Поскольку этот первопринцип объединяет многое и даже все, он, конечно, есть нечто единое. Но это есть такое единое, которое выше всякой множественности и не нуждается в ней. В то же время, однако, оно должно находиться в определенной диалектической связи со множественностью. Отсюда три типа единства (5). Если начинать снизу, то сначала это есть такое единство, которое является результатом множественности. Выше этого – единое, которое имманентно множественности. И выше всего – единое, предшествующее всякой множественности. Об отношении единого и многого вообще говорится в трактате много раз. Но, пожалуй, один из самых ярких текстов в трактате повествует об этой проблеме в связи с вопросом об "участии" низшего в высшем (108-109). Отсюда становится ясной диалектика единого, многого, бесконечного, всего, целого и первопричины (4, 28-37, 47-48, 52 а). О том же – в связи с понятием монады и диады (50) и в связи с теорией Ямвлиха (51). Сюда же нужно присоединить еще момент максимальной простоты первопринципа (3, 52), присутствующей везде, на всех этапах бытия наряду со сложностью подчиненных частностей (8). А это значит и то, что первоединое, которое выше всего и потому непознаваемо, представлено в сфере множественности уже и как познаваемое (2, 6-7, 22, 25-27, 45-46, 49).

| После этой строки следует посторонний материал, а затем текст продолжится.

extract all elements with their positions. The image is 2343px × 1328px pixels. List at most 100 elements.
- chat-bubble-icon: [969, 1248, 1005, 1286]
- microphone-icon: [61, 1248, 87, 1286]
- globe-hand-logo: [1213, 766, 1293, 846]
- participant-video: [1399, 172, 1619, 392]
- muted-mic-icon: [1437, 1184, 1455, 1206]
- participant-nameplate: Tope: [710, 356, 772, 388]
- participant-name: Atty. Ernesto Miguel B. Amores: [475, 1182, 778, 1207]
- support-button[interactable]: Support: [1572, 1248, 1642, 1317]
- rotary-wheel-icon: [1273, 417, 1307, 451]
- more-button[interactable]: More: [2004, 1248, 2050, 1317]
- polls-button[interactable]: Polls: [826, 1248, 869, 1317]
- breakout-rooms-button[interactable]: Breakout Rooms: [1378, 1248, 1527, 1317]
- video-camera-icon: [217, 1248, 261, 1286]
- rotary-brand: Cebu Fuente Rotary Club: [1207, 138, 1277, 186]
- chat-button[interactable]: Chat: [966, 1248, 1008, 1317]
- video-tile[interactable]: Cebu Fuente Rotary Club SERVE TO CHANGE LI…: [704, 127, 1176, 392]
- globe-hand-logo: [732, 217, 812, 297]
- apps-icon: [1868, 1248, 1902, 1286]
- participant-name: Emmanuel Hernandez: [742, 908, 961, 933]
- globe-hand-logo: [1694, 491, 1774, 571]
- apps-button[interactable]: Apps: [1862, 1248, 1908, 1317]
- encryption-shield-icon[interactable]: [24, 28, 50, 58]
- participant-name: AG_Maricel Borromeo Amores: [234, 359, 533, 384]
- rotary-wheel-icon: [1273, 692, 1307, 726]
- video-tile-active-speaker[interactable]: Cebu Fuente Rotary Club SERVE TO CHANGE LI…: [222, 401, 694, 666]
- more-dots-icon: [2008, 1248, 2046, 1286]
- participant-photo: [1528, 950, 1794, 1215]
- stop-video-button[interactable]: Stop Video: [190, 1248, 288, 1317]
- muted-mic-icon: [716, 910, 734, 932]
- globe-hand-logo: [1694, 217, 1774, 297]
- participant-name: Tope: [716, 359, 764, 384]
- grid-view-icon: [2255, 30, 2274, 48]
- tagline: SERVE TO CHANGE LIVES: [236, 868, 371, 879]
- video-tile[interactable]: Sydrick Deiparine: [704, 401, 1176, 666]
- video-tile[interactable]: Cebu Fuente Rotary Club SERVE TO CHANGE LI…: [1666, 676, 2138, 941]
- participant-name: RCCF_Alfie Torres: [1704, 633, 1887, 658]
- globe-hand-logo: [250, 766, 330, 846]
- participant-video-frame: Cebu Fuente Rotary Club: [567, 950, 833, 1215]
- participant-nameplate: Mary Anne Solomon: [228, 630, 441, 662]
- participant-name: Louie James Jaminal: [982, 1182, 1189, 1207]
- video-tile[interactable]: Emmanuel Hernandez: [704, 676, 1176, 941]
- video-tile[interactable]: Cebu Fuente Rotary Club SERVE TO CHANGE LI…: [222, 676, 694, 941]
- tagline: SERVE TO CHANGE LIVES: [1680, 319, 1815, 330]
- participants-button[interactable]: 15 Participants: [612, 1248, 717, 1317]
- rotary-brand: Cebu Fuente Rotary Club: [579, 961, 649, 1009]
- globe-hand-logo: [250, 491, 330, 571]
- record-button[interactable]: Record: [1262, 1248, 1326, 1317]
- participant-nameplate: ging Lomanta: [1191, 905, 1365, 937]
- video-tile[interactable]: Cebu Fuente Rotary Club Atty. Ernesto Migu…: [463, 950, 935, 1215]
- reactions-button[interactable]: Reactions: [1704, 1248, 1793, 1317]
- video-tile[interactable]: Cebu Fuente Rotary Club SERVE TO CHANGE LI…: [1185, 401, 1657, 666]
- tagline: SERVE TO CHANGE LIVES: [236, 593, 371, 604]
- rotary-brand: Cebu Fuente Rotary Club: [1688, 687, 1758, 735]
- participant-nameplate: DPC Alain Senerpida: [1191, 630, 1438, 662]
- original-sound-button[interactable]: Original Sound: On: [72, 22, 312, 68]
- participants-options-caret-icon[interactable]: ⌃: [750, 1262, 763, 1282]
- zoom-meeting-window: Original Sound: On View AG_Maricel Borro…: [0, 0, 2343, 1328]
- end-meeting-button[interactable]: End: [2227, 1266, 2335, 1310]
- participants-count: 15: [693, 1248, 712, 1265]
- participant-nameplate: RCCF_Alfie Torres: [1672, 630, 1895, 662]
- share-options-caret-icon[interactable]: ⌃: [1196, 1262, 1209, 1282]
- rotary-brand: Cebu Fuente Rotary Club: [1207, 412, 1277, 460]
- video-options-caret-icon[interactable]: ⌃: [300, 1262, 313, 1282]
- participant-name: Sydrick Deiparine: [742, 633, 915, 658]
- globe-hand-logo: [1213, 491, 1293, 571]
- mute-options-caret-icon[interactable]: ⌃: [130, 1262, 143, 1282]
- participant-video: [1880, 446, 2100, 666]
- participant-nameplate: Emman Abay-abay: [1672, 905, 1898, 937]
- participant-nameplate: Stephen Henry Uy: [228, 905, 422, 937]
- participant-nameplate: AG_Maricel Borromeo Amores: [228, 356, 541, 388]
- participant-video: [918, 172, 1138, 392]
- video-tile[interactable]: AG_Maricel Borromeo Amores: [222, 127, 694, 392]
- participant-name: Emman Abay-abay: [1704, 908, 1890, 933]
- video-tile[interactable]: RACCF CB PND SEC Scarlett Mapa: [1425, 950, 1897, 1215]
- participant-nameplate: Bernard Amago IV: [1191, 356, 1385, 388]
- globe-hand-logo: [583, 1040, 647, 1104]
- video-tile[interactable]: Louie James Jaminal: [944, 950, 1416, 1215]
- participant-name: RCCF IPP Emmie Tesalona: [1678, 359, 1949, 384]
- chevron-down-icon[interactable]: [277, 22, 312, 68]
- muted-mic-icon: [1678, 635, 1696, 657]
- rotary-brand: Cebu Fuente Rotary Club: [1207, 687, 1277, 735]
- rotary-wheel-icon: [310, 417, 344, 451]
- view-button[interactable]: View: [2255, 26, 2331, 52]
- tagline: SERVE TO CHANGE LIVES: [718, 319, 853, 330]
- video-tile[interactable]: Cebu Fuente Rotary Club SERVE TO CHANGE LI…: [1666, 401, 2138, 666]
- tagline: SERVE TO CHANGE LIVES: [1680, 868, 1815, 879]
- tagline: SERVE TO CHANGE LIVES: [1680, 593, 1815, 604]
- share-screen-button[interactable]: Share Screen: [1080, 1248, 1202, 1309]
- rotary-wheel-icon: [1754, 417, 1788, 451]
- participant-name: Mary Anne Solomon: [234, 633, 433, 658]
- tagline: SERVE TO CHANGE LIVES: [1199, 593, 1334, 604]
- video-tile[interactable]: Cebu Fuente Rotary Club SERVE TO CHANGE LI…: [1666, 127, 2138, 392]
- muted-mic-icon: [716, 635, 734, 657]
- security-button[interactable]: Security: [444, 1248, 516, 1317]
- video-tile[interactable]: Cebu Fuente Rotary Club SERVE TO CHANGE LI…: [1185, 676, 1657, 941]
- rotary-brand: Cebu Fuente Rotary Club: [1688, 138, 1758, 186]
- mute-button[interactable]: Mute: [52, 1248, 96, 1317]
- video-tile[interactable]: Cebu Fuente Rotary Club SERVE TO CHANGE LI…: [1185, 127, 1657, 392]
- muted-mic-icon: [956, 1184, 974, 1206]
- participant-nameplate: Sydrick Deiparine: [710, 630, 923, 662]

Здесь же уместно будет сказать, что Дамаский весьма озабочен правильным пониманием его абстрактных рассуждений у читателя. Он весьма энергично напоминает и о реальном существовании нашего, то есть материального, мира, и о реальном существовании другого, то есть ноуменального (23), и о реальном существовании мировой души (24). Самое же главное – это то, что Дамаский, по давнишнему платоническому образцу, именует свое первоединое "благом" (22, 31 а, 440), желая подчеркнуть, что в основе всего лежит не просто диалектическое рассуждение, но реальное бытие, вполне качественное и содержательное, но притом еще и совершенное, включая совершенство и всего из него происходящего (53).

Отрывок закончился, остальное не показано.